Given the rising cost of college tuition and the growing burden of student debt — pegged at $1.52 trillion in the first quarter of 2018 — the question remains: Is having a good college savings program good enough?

Granted, 529 plans aren’t really designed for those who can least afford college tuition — that’s what grants, need-based scholarships and other forms of direct aid are for. The 529 plans are designed for people, usually middle income or above, who can afford to stash away money each year for a child’s education. For those who have the money (or have grandparents or other relatives who can contribute), they can be a big boost. Some contributions are tax deductible, but all savings in a 529 grow tax-free, usually in stock and bond investments, not unlike a typical 401(k) or IRA retirement accounts. The effect can be dramatic, allowing families to save substantially more than they would through a regular savings account or even a standard brokerage account. That’s one reason why there’s an estimated $300 billion currently invested in 529 plans across the United States. Maryland’s plans control assets of $5.9 billion as of Sept. 30 with the average account containing $21,084.

But what happens if the fees are a little high or the funds don’t perform especially well or there isn’t much choice offered in a particular state’s program? The returns aren’t quite as good. And while families can always invest in out-of-state plans if they believe they offer a better return, in Maryland, at least, residents can’t get the state tax deduction for contributions. Under state law, that’s a perk limited to the Maryland plans handled by Maryland-based T. Rowe Price. That gives Maryland 529 (formerly known as the College Savings Plans of Maryland) a huge advantage. Some might say an anti-competitive advantage.

So why not even the playing field and let Maryland 529 compete against its peers? Nearly 17 years ago, the Maryland General Assembly passed legislation to do just that and it was vetoed by then-Gov. Parris N. Glendening. Why? His reasoning was that a profitable state-based 529 was essential because it meant some of those profits could be used toward advertising college savings plans to parents. Meanwhile, the governor observed, extending the $2,500 annual state tax credit on contributions to out-of-state plans would cause Marylanders to redirect their savings to those plans, the profits from which would subsidize those other states that use them to finance in-state scholarships and other higher ed costs.

But those objections don’t hold up. First, the Maryland plans (created just one year earlier in 2001) are now well established and are unlikely to suffer much by competition. Profits on the billions of dollars invested still pay for a lot of family outreach. Second, at least seven states now extend their local tax benefits to all states — Arizona, Arkansas, Kansas, Minnesota, Missouri, Montana and Pennsylvania. Even in 2002, Governor Glendening described his veto as a “difficult decision” and wrote that he supported the legislature’s policy of giving families “the flexibility to choose the best investment vehicle for their needs.”

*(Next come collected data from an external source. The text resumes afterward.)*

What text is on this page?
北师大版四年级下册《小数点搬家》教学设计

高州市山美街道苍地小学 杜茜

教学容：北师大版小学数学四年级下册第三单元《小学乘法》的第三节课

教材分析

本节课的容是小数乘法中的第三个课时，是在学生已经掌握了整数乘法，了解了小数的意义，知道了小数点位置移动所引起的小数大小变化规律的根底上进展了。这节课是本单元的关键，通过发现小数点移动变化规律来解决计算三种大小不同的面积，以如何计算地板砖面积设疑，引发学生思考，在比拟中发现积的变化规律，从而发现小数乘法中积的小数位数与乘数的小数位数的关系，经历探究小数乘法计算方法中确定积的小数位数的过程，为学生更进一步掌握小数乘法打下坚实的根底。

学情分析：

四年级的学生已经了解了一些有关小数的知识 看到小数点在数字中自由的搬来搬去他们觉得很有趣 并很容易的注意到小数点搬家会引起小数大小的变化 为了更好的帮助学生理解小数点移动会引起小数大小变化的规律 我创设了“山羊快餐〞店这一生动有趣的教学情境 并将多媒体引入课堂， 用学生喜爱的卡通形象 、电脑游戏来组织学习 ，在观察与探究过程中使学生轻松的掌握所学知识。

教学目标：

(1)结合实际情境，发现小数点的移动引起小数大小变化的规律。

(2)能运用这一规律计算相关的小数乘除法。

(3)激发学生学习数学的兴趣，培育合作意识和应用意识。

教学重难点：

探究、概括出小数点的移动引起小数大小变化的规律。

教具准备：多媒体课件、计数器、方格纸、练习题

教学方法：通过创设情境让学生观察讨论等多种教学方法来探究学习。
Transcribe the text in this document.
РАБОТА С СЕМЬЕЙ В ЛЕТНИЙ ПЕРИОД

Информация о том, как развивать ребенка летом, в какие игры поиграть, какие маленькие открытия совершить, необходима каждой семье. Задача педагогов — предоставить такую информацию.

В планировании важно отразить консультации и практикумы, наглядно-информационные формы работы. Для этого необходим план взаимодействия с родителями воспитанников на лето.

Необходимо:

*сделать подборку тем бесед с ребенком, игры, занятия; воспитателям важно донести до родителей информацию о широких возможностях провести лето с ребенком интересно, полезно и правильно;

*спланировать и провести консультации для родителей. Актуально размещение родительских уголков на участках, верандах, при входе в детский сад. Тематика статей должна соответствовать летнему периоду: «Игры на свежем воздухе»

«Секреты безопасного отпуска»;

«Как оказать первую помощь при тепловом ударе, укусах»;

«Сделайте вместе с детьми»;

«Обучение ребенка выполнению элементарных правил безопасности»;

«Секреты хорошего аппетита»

Let’s make it clear. The Maryland 529 plans are still well-regarded, and the difference between them and Morningstar’s top-ranked 529 plans is relatively small. Yet in the interests of giving families that flexibility Governor Glendening wrote about, removing the unfair advantage the Maryland 529 plans were given by state law (or more precisely, extending that tax advantage to competitors), appears sensible and in the best interests of maximizing college savings for Maryland families. Not every college or university has a donor like Michael Bloomberg who recently announced a $1.8 billion gift to Johns Hopkins for scholarships. In the real world and unless they are truly wealthy, parents of college-bound students need every dime they can find.